JavaScript line numbering for code samples

Old content

This post is from one of several previous incarnations of this site and probably doesn’t quite fit the current format. In a former life this was a group blog and a tumblelog before it became a static jekyll site. If anything looks broken or is worded oddly that could be why. Pardon the dust.

JavaScript line numbering for code samples

Whoopsie! While poking around on this site the other night I was horrified to discover it was pretty badly b0rked in IE. Not quite sure how I managed to miss that, but hopefully I’ve put it right now.

As bad luck would have it, one of the things that was broken was a javascript line-numbering function that I’d posted here previously. Best make amends with a corrected version for any readers I’ve lead astray, eh?

So where previously we had:

@@javascript

function codeLineNumbering() {
    $$('pre.code code').each(function(code){
        var count = code.innerHTML.split("\n").length - 1;
        var lines = $A($R(1,count)).join("\n");
        code.insert({before:'<pre><code>'+lines+'</code></pre>'});
    });
}

We now have:

@@javascript

function codeLineNumbering() {
	$$('pre.code code').each(function(code){
		var nodes = code.childNodes;
		var count = 1;
		var lines = [];
		for (var i=0; i < nodes.length; i++) {
			if (nodes\[i\].nodeType != 3) continue;
			var matches = nodes\[i\].nodeValue.match(/\[\r\n\]/g);
			if (matches) count += matches.length;
		}
		for (var i=1; i < count; i++) { lines.push(i); }
		code.up().insert({before:'<pre><code>'+lines.join("\n")+'</code></pre>'});
	});
}

The crux of the issue was that innerHTML seems to behave slightly differently in IE. Other browsers give you a faithful recreation of what’s present in the document source, while IE gives you it’s reconstituted whitespace-insensitive version.
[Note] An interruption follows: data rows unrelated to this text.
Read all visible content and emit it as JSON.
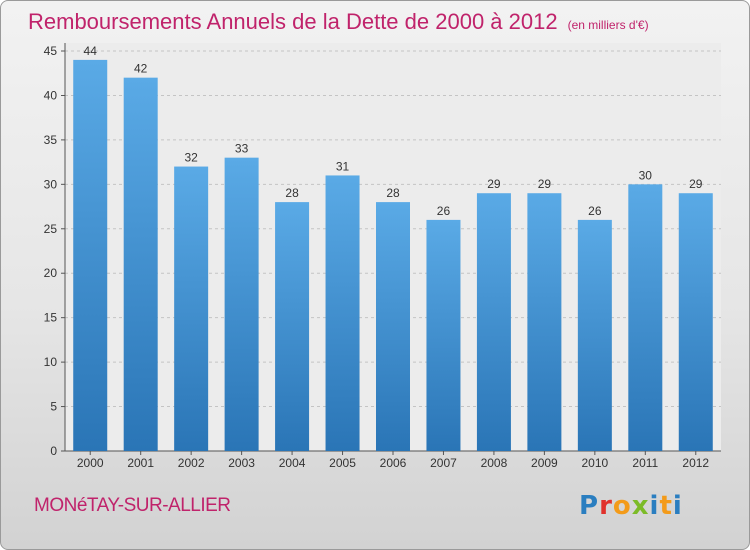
{
  "title": "Remboursements Annuels de la Dette de 2000 à 2012",
  "unit": "(en milliers d'€)",
  "commune": "MONéTAY-SUR-ALLIER",
  "logo": {
    "text": "Proxiti",
    "colors": [
      "#2a7ec0",
      "#e0312c",
      "#f39b1a",
      "#7cbb27",
      "#2a7ec0",
      "#f39b1a"
    ]
  },
  "colors": {
    "bar_light": "#5aaae6",
    "bar_dark": "#2a75b6",
    "accent": "#c0236b"
  },
  "chart_data": {
    "type": "bar",
    "title": "Remboursements Annuels de la Dette de 2000 à 2012",
    "xlabel": "",
    "ylabel": "",
    "categories": [
      "2000",
      "2001",
      "2002",
      "2003",
      "2004",
      "2005",
      "2006",
      "2007",
      "2008",
      "2009",
      "2010",
      "2011",
      "2012"
    ],
    "values": [
      44,
      42,
      32,
      33,
      28,
      31,
      28,
      26,
      29,
      29,
      26,
      30,
      29
    ],
    "ylim": [
      0,
      45
    ],
    "yticks": [
      0,
      5,
      10,
      15,
      20,
      25,
      30,
      35,
      40,
      45
    ],
    "grid": true,
    "legend": "none"
  }
}
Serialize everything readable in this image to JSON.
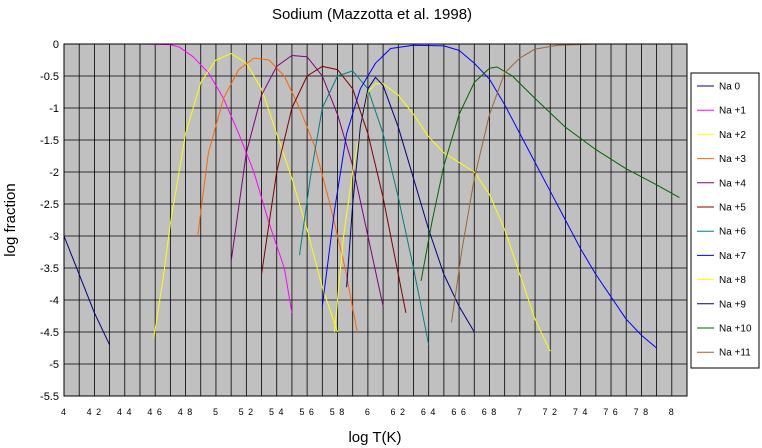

In the old version of the code I was simply splitting innerHTML on newlines and counting how many lines I had in the resultant array. But with IE’s interpretation of innerHTML that doesn’t work so well since the odd newline may have been ditched or smooshed into its neighbour.

As a workaround, the substitute function uses the child nodes of the syntax-highlighted section of the document instead, which seem to be more faithful to the original source. I iterate through these looking for plain text nodes, and counting up how many newlines or carriage returns are present in each.

As a caveat I should say that I believe some of this behaviour is dependent on what your doctype and white-space CSS property are set to. Also, the code above makes the assumption that newlines will only be present in root text nodes and not nested within child elements. That’s a safe assumption given the method of syntax highlighting I’m using, but it may not be for you.

Tsk, the perils of coding in public.